Logiciel de présentation de stimulusOutils logiciels de psychologie (Sharpsburg, PA, États-Unis)E-Prime, version 2.0Logiciel pour développer et gérer toutes les formations et implémentations de tâches sur tablette.
Ordinateur de stimulus/réponseNon applicableNon applicableConception multicomposante. Voir la référence 13 pour plus de détails.

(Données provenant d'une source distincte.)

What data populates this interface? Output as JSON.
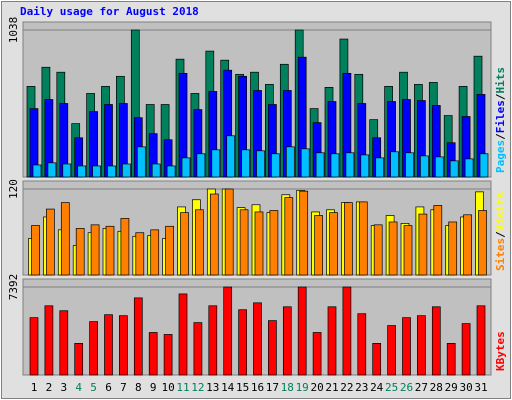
{
  "title": "Daily usage for August 2018",
  "legend_separator": "/",
  "chart_data": [
    {
      "type": "bar",
      "categories": [
        "1",
        "2",
        "3",
        "4",
        "5",
        "6",
        "7",
        "8",
        "9",
        "10",
        "11",
        "12",
        "13",
        "14",
        "15",
        "16",
        "17",
        "18",
        "19",
        "20",
        "21",
        "22",
        "23",
        "24",
        "25",
        "26",
        "27",
        "28",
        "29",
        "30",
        "31"
      ],
      "series": [
        {
          "name": "Hits",
          "color": "#00805c",
          "values": [
            640,
            775,
            740,
            377,
            590,
            640,
            711,
            1038,
            512,
            512,
            832,
            590,
            889,
            825,
            725,
            740,
            654,
            796,
            1038,
            483,
            633,
            974,
            725,
            405,
            640,
            740,
            654,
            668,
            434,
            640,
            853
          ]
        },
        {
          "name": "Files",
          "color": "#0000ff",
          "values": [
            483,
            547,
            519,
            277,
            462,
            512,
            519,
            419,
            306,
            263,
            732,
            476,
            604,
            754,
            711,
            611,
            512,
            611,
            846,
            384,
            533,
            732,
            519,
            277,
            533,
            547,
            540,
            505,
            242,
            427,
            583
          ]
        },
        {
          "name": "Pages",
          "color": "#00c0ff",
          "values": [
            85,
            100,
            92,
            78,
            78,
            78,
            92,
            213,
            92,
            78,
            135,
            164,
            192,
            291,
            192,
            185,
            164,
            213,
            199,
            171,
            164,
            171,
            156,
            135,
            178,
            171,
            149,
            142,
            114,
            128,
            164
          ]
        }
      ],
      "ylim": [
        0,
        1038
      ],
      "yticks": [
        1038
      ]
    },
    {
      "type": "bar",
      "categories": [
        "1",
        "2",
        "3",
        "4",
        "5",
        "6",
        "7",
        "8",
        "9",
        "10",
        "11",
        "12",
        "13",
        "14",
        "15",
        "16",
        "17",
        "18",
        "19",
        "20",
        "21",
        "22",
        "23",
        "24",
        "25",
        "26",
        "27",
        "28",
        "29",
        "30",
        "31"
      ],
      "series": [
        {
          "name": "Visits",
          "color": "#ffff00",
          "values": [
            51,
            81,
            63,
            41,
            59,
            65,
            61,
            54,
            55,
            51,
            95,
            105,
            120,
            120,
            94,
            98,
            87,
            112,
            118,
            88,
            91,
            101,
            102,
            69,
            83,
            72,
            95,
            91,
            69,
            81,
            116
          ]
        },
        {
          "name": "Sites",
          "color": "#ff8000",
          "values": [
            69,
            92,
            101,
            65,
            70,
            68,
            79,
            59,
            63,
            68,
            87,
            91,
            113,
            120,
            91,
            88,
            90,
            108,
            117,
            83,
            87,
            101,
            102,
            70,
            74,
            69,
            85,
            97,
            74,
            84,
            90
          ]
        }
      ],
      "ylim": [
        0,
        120
      ],
      "yticks": [
        120
      ]
    },
    {
      "type": "bar",
      "categories": [
        "1",
        "2",
        "3",
        "4",
        "5",
        "6",
        "7",
        "8",
        "9",
        "10",
        "11",
        "12",
        "13",
        "14",
        "15",
        "16",
        "17",
        "18",
        "19",
        "20",
        "21",
        "22",
        "23",
        "24",
        "25",
        "26",
        "27",
        "28",
        "29",
        "30",
        "31"
      ],
      "category_colors": [
        "#000000",
        "#000000",
        "#000000",
        "#00805c",
        "#00805c",
        "#000000",
        "#000000",
        "#000000",
        "#000000",
        "#000000",
        "#00805c",
        "#00805c",
        "#000000",
        "#000000",
        "#000000",
        "#000000",
        "#000000",
        "#00805c",
        "#00805c",
        "#000000",
        "#000000",
        "#000000",
        "#000000",
        "#000000",
        "#00805c",
        "#00805c",
        "#000000",
        "#000000",
        "#000000",
        "#000000",
        "#000000"
      ],
      "series": [
        {
          "name": "KBytes",
          "color": "#ff0000",
          "values": [
            4817,
            5814,
            5399,
            2658,
            4485,
            5066,
            4983,
            6478,
            3571,
            3405,
            6810,
            4402,
            5814,
            7392,
            5482,
            6063,
            4568,
            5731,
            7392,
            3571,
            5731,
            7392,
            5149,
            2658,
            4153,
            4817,
            4983,
            5731,
            2658,
            4319,
            5814
          ]
        }
      ],
      "ylim": [
        0,
        7392
      ],
      "yticks": [
        7392
      ]
    }
  ]
}
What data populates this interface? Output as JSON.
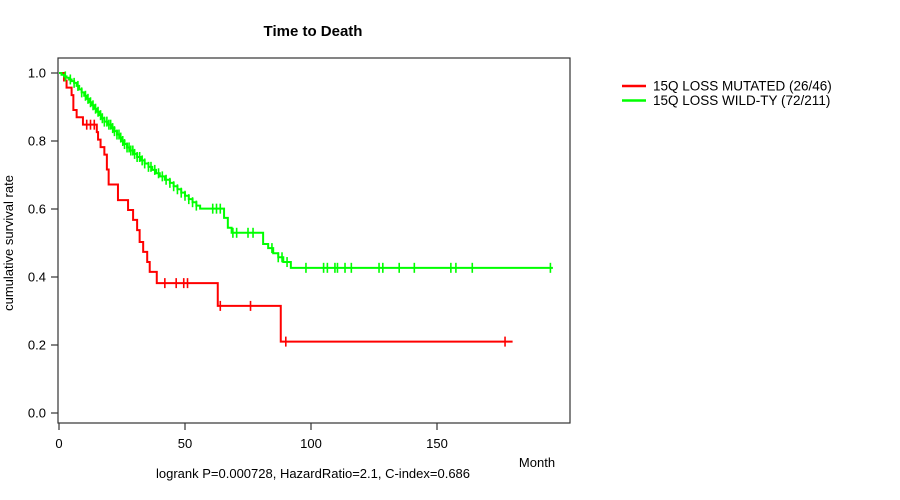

Application du pilote Surface sensible au tactileELO Touch Solutions Inc. (Milpitas, CA, États-Unis)Haut-parleur à simple tactileUtilisé pour calibrer la surface tactile lorsque les participants effectuent des tâches touch-to-target.
Dispositif de déclenchement et de réponseInstitut Rowland (Cambridge, MA, États-Unis)Boîte de réponse USB RowlandUtilisé pour synchroniser le temps les tâches sur tablette, le suivi oculaire et les flux de données IRMf.
Caméra vidéoMRC Instruments GmbH (Heidelberg, ALEE)12M-iEnregistre des vidéos des interactions entre la main et le stylet sur la surface tactile de la tablette.
Ordinateur caméra vidéoNon applicableNon applicableConception multicomposante. Voir la référence 13 pour plus de détails.